When the Occupy Wall Street encampment was evicted from the park on Nov. 15, police officers and sanitation workers dismantled and removed belongings and furnishings that had been kept in the park, tossing them onto sidewalks, into metal containers and into a dump truck. Many of those items ended up at a Sanitation Department facility in Midtown, where they were made available for pickup by their owners, some of whom found them damaged beyond repair. Other property, some of the Occupy protesters say, never resurfaced.

The lawsuit was first threatened at a press conference back in November at which represetatives of the New York Civil Liberties UnionNational Lawyers Guild, and the American Library Association joined with OWS members to protest the police action and display some of the damaged books that had been returned to them. (See a video of the raid included in the earlier MobyLives report.)

The Times reports that the filing claims the city …

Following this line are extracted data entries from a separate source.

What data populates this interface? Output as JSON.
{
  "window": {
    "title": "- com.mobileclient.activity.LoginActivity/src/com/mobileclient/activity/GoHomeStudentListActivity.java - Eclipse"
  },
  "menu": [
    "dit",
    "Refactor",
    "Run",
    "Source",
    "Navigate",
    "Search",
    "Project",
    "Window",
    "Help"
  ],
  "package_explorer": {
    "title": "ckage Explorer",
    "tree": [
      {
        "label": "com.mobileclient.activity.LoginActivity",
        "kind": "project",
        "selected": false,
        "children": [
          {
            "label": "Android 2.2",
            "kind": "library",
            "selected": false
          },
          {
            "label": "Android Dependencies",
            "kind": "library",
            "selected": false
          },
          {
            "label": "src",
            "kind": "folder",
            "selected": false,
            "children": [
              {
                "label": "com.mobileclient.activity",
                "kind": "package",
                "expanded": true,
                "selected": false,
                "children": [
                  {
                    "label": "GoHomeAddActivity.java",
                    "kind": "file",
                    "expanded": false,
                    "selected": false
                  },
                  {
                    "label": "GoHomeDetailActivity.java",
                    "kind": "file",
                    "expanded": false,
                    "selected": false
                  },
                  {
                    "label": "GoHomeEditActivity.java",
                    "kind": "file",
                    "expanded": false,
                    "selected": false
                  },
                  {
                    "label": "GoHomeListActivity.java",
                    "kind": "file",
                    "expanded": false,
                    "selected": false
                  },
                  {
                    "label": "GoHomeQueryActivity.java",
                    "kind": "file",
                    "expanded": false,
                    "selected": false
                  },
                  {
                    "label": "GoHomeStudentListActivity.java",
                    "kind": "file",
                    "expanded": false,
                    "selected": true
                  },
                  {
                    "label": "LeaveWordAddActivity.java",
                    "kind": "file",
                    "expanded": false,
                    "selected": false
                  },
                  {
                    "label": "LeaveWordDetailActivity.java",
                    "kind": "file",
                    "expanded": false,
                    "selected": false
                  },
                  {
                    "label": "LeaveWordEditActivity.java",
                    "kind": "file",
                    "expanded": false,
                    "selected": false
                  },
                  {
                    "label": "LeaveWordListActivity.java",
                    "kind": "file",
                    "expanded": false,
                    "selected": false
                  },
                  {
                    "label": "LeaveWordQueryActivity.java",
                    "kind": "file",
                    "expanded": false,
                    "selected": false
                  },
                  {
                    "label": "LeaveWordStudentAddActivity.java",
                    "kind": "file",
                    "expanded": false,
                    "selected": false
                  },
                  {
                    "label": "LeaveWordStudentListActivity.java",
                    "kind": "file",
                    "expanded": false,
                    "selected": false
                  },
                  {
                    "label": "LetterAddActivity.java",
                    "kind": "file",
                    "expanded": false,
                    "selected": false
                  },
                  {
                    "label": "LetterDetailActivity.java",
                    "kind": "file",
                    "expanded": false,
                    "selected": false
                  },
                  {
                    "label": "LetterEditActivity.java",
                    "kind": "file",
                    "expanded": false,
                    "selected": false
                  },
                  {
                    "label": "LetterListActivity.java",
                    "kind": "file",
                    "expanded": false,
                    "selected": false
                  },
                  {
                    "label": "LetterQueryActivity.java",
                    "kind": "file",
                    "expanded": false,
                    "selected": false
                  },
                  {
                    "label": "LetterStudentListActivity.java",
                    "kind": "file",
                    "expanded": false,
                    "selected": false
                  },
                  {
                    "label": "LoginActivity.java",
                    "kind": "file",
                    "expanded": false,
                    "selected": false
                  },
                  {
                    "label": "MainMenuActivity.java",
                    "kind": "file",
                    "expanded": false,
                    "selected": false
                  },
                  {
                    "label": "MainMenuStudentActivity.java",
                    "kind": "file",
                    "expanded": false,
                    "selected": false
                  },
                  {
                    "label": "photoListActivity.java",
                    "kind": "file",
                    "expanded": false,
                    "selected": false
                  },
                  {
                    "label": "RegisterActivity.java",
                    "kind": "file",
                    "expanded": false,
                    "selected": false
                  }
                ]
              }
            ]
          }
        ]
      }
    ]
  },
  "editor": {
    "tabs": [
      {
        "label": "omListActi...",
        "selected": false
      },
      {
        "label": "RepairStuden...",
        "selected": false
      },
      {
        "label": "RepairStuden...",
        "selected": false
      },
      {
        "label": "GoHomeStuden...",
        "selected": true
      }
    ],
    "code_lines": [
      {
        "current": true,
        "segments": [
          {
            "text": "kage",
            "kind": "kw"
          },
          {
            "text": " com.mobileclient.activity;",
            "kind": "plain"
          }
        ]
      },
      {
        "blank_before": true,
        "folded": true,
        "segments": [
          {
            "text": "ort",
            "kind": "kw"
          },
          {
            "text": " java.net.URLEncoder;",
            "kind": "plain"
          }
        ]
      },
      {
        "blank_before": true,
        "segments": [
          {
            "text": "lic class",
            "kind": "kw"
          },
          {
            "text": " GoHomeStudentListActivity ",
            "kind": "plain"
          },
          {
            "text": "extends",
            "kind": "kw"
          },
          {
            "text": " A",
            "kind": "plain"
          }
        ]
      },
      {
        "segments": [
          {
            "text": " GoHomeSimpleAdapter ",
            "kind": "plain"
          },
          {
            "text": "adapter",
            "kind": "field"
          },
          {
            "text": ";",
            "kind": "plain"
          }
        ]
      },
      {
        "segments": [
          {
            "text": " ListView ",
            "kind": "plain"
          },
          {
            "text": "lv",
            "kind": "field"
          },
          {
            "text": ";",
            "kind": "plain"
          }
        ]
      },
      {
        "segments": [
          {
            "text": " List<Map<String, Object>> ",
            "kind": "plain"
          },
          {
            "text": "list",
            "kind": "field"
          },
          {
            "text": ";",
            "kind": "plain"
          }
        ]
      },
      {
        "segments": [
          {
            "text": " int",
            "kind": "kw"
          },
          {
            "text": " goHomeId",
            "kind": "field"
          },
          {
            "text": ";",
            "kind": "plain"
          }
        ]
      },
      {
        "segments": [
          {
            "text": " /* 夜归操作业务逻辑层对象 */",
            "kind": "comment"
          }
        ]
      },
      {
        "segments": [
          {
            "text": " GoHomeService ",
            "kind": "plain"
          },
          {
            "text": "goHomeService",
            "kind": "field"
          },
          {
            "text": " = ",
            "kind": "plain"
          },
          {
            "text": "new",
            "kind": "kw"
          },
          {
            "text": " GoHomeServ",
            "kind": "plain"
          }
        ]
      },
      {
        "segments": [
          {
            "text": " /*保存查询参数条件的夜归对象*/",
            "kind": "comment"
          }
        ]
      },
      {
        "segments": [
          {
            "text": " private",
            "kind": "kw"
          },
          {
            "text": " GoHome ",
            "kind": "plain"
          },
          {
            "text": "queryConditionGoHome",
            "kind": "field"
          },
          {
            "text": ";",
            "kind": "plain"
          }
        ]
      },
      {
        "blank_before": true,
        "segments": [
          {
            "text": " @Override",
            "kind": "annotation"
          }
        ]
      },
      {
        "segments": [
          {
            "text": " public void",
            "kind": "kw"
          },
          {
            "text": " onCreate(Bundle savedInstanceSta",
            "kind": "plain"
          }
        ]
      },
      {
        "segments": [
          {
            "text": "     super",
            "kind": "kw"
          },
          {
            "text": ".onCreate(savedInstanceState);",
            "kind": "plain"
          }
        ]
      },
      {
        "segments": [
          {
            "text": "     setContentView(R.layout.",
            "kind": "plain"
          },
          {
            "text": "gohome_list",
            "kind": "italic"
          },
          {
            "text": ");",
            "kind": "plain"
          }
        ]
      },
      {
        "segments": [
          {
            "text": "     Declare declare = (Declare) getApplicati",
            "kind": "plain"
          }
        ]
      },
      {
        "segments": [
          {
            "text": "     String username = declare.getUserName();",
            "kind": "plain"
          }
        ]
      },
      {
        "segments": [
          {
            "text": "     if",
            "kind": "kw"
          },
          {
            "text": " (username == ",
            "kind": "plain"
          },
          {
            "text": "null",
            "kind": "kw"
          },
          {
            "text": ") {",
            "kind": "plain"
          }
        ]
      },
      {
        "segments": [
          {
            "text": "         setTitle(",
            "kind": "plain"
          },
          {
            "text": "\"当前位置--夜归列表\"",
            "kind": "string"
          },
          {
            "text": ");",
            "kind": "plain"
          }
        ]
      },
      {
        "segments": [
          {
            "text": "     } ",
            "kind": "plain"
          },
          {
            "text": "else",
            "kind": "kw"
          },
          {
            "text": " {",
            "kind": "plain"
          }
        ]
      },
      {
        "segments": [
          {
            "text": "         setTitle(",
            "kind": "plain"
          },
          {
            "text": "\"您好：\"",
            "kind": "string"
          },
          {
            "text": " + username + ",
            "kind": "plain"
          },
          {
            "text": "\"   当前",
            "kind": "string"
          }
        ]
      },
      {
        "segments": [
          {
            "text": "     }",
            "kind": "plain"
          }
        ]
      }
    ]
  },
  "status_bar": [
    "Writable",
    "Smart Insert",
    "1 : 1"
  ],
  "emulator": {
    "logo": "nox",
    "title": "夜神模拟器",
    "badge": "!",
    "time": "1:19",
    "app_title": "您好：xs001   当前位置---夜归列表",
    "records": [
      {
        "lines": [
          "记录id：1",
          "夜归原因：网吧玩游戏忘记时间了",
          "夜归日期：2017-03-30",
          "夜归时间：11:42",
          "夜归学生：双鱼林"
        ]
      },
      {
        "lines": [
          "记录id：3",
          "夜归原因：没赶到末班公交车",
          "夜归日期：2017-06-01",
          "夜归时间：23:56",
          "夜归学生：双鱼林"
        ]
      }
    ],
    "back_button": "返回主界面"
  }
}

… “unreasonably seized and took possession” of about 3,600 books, four computers, WiFi equipment, shelves, wooden chairs and the large tent that covered the area that the protesters called the People’s Library… When the librarians went to the sanitation facility, the claim said, only 1,003 of their books could be found and 201 of them were so damaged as to be unusable. The four computers were also damaged beyond repair, the claim said, and protesters said at the time that hard drives were missing from those machines that were retrieved and that the casings of the computers had been twisted and bent.

A spokeswoman for the mayor’s office tells the Times, ”We invited members of the Occupy Wall Street group to file these kinds of claims back in November. Like any other claim, it will go through the normal process.”

 

Dennis Johnson is the founder of MobyLives, and the co-founder and co-publisher of Melville House.